I’m remembering this week what fitness-freedom feels like, shaking my head a bit at how often I need to re-learn and re-member this sense of freedom inside. How can I not anticipate the mind-habits that narrow and narrow, constraining and confining inside my body? So very curious, this gift of impermanence and remembering.
I dipped into my home gym this weekend, both for a drop-in WOD and to do the InBody scan before the holidays really land. For about 7 weeks, I’d been experimenting with an intermittent fasting routine that I’d read about in The Obesity Code–a MWF “don’t eat until noon” routine, so six hour eating windows on those days. The rest of the days, deep intentionality about making my calories’ daily intake. I did fairly well, keeping track. I noted some familiarity of energy-deprivation, satisfaction, at “what i must be losing” with such a routine. I found myself weighing in on the downstairs scale, to confirm the habitual weight-loss accounting.
The InBody showed the lowest BMR (basal metabolic rate) I’ve ever had. Yes, I was down in total weight, but muscle was also down. The fasting routine was lowering my body’s rate of metabolism. Though I know I need to eat more and aim for good fats, proteins, lower carb and no added sugar, I had inadvertently slipped into a calorie-reduction mode, frustrated I wasn’t reaching the lower body weight I had in mind. I was back into the habits of “refrain and reduction of calories” means fitness, when all I succeeded in was lowering my body’s metabolism.
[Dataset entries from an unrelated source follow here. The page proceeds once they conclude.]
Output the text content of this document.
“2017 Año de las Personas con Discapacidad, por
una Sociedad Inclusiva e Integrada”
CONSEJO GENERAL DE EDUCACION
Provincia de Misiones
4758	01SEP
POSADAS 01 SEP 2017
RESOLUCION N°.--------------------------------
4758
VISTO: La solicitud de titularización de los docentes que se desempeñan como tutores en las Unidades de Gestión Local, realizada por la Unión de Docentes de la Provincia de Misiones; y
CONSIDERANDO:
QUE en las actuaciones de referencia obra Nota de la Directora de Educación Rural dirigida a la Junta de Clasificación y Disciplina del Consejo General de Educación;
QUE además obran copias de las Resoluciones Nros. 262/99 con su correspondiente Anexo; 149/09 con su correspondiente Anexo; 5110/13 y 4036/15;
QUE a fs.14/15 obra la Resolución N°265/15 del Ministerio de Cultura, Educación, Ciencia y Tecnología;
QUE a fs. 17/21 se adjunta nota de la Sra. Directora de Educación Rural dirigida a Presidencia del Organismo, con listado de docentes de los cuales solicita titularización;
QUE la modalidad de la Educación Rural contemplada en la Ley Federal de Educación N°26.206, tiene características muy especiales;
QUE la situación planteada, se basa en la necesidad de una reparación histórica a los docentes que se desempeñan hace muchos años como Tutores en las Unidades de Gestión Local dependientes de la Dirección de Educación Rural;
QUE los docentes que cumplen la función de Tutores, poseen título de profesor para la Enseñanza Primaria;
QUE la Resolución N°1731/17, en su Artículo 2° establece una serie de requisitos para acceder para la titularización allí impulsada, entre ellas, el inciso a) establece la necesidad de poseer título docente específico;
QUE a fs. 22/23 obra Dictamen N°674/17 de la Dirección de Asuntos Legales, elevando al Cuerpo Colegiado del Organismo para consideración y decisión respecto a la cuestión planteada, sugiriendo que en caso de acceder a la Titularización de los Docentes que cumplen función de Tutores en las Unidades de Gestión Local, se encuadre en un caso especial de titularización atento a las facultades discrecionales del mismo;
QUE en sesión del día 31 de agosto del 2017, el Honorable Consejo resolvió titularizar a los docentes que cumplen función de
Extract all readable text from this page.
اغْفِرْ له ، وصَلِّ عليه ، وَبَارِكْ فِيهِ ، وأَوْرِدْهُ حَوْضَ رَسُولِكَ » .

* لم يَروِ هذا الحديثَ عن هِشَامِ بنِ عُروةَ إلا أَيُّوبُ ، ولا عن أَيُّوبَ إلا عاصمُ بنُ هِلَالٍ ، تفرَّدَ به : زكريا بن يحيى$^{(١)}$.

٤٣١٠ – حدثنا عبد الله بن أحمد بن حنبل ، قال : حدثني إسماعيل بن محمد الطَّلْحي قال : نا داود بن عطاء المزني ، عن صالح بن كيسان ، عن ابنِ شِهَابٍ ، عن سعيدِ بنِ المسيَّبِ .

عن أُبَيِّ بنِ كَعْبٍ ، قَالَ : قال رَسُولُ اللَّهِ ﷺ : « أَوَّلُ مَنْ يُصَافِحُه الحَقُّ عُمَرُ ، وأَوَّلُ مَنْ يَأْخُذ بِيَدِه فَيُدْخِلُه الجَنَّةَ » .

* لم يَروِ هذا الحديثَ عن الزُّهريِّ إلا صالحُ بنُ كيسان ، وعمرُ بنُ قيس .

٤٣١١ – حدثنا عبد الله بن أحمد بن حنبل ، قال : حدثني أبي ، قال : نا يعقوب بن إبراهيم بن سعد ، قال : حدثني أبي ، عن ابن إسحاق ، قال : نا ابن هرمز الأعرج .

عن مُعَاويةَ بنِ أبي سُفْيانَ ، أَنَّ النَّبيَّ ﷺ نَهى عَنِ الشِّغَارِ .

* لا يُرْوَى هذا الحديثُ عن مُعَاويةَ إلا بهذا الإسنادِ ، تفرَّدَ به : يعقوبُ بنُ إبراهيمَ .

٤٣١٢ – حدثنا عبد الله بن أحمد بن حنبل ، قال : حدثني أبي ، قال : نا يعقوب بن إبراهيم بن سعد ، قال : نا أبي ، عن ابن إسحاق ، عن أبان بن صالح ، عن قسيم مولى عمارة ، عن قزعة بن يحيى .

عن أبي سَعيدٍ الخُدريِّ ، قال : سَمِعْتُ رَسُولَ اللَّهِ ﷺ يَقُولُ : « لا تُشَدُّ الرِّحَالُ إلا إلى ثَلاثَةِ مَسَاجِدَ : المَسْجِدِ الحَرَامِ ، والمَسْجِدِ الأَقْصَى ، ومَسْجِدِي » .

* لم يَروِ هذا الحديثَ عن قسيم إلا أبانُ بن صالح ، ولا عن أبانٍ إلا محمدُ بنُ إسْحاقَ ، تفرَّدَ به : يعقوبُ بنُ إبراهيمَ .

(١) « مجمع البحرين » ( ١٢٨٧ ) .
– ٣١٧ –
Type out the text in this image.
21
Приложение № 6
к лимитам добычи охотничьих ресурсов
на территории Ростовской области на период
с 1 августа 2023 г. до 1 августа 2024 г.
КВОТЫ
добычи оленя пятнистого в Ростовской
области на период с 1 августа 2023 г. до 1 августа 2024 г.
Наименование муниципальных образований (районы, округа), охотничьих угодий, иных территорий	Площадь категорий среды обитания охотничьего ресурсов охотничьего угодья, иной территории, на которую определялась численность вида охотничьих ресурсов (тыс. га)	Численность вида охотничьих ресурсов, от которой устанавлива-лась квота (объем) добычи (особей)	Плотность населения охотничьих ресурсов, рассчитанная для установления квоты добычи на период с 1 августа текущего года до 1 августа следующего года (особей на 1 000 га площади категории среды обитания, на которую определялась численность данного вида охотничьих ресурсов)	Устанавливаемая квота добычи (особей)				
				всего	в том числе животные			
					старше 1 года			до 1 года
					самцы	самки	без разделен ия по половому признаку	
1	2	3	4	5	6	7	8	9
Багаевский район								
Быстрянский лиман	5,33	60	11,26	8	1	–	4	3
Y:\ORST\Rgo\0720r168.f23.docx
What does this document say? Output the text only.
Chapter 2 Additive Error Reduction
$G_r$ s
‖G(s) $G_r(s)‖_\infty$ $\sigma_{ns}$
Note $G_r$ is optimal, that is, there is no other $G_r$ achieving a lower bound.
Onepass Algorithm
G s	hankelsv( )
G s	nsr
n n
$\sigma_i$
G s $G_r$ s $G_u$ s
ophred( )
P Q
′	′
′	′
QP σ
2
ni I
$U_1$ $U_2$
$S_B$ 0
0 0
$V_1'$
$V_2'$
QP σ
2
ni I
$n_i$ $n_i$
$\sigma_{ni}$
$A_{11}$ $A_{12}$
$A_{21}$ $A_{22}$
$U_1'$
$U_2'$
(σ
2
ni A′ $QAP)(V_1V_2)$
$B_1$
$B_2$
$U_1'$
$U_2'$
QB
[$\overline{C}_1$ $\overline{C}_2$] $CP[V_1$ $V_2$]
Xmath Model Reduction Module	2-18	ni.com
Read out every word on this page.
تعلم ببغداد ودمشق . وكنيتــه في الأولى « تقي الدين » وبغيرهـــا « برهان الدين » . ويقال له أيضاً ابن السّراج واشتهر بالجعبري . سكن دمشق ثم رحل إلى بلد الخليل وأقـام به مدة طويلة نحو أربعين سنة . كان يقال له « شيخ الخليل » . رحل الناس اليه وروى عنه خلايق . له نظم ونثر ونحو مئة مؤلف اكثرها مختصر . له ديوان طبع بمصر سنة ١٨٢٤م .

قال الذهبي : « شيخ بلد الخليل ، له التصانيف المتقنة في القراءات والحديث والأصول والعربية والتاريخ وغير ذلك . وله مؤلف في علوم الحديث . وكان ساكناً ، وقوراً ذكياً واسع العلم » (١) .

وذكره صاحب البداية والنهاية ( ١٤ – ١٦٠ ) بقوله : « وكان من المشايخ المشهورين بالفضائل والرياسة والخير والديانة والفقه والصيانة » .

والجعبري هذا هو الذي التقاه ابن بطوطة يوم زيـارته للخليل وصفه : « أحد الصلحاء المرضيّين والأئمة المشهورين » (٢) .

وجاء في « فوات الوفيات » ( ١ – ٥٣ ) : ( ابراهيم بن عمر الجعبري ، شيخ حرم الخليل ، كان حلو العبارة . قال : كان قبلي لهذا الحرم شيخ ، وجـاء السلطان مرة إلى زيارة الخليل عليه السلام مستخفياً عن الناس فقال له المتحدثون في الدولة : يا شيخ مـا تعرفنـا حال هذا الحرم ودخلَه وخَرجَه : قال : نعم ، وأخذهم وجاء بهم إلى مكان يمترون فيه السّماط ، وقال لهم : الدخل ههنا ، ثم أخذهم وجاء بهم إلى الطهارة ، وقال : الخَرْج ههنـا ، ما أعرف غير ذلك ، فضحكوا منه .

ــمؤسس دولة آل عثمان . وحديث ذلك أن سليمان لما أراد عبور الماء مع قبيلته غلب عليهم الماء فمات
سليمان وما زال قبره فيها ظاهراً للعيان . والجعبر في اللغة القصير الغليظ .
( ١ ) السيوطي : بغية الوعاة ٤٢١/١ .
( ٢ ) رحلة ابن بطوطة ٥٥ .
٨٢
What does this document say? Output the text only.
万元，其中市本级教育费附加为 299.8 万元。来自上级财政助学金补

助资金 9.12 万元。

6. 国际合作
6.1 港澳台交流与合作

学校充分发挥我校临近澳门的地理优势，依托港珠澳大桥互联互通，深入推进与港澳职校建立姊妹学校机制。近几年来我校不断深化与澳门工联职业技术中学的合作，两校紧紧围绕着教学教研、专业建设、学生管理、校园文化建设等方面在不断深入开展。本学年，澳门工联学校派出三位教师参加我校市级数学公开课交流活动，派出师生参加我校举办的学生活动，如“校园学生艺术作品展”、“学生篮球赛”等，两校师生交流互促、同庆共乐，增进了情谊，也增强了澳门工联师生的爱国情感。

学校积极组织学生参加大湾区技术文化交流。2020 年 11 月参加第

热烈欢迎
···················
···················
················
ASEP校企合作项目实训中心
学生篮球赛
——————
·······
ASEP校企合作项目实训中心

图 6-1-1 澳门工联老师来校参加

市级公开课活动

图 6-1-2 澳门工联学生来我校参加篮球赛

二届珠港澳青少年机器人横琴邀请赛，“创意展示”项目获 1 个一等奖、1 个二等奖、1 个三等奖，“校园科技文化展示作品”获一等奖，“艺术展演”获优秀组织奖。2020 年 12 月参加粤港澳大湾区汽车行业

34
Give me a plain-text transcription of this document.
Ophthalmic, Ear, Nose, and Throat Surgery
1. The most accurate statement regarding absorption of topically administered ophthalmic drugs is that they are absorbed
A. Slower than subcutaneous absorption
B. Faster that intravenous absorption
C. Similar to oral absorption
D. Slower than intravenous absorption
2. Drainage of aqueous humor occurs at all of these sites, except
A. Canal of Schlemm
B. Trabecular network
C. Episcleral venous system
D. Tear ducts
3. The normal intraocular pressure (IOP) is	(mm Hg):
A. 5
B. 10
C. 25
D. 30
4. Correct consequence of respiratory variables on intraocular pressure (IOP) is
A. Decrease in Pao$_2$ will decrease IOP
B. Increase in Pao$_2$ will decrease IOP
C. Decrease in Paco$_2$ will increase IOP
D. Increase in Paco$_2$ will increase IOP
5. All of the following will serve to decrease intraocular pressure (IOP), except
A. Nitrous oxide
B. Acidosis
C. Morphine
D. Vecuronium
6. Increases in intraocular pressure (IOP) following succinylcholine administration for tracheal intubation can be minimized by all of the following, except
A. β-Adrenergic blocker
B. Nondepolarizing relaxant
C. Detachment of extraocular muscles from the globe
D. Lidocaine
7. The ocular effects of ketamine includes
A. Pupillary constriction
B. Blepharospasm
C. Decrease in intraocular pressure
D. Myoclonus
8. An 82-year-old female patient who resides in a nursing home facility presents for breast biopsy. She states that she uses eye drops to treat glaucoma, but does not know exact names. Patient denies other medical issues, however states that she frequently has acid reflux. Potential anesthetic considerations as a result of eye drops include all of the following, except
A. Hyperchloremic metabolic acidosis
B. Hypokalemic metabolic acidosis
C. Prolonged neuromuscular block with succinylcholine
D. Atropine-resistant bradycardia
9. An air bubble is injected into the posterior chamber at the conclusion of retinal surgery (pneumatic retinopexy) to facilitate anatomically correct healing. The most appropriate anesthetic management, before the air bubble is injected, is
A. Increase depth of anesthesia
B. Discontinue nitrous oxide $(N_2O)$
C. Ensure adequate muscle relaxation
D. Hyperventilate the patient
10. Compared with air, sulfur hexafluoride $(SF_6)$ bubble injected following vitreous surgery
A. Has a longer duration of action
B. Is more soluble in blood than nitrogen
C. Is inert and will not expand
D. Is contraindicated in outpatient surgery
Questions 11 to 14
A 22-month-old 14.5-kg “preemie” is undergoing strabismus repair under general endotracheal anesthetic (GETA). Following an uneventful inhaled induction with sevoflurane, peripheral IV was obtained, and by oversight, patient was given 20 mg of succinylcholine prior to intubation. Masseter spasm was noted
This week, I’ve relinquished that “reduction” mindset, and stayed precisely on-plan, with the calorie amount recommended by my FatSecret app. It’s a lot of food, when you come right down to it, but there is also an abundance mindset that comes with it. A freedom to eat, and eat more. Each day has had less than 50g net carbs, sometimes even less than 30. I’ve not worried as much about fats and protein ratios, trusting them to sort themselves out while I restart my BMR climbing again. And I'm remembering the fitness freedom I've known before. It feels easy to not crave or desire old-habit foods.
All this may seem overly technical and even exhausting for those who don’t want to think so much about nutrition and body-fueling. I think my take-aways are pretty straightforward, signals for me once again…
- Stay off the f**king scale, even when it seems like it could tell you something. It’s too hard to see the numbers–either high or low–and have any clue to what’s actually going on. Standing on the scale leads to old habits.
- Love the abundance of food you get to eat in this way of being, more than gaming the dance with carbs or finding the least amount possible, which won’t really assist fitness anyway, in the end.
- Focus my fitness energies with other movement-goals, pursuits...
In the end, trust that staying off the scale, focusing on abundance of clean foods, and enjoying the movement like I do each week is enough. Focus on other fitness goals, like shoulder mobility and core-strength development, persistence.
Do that? Become more fit.
Good enough. Not only that. Just plain GOOD.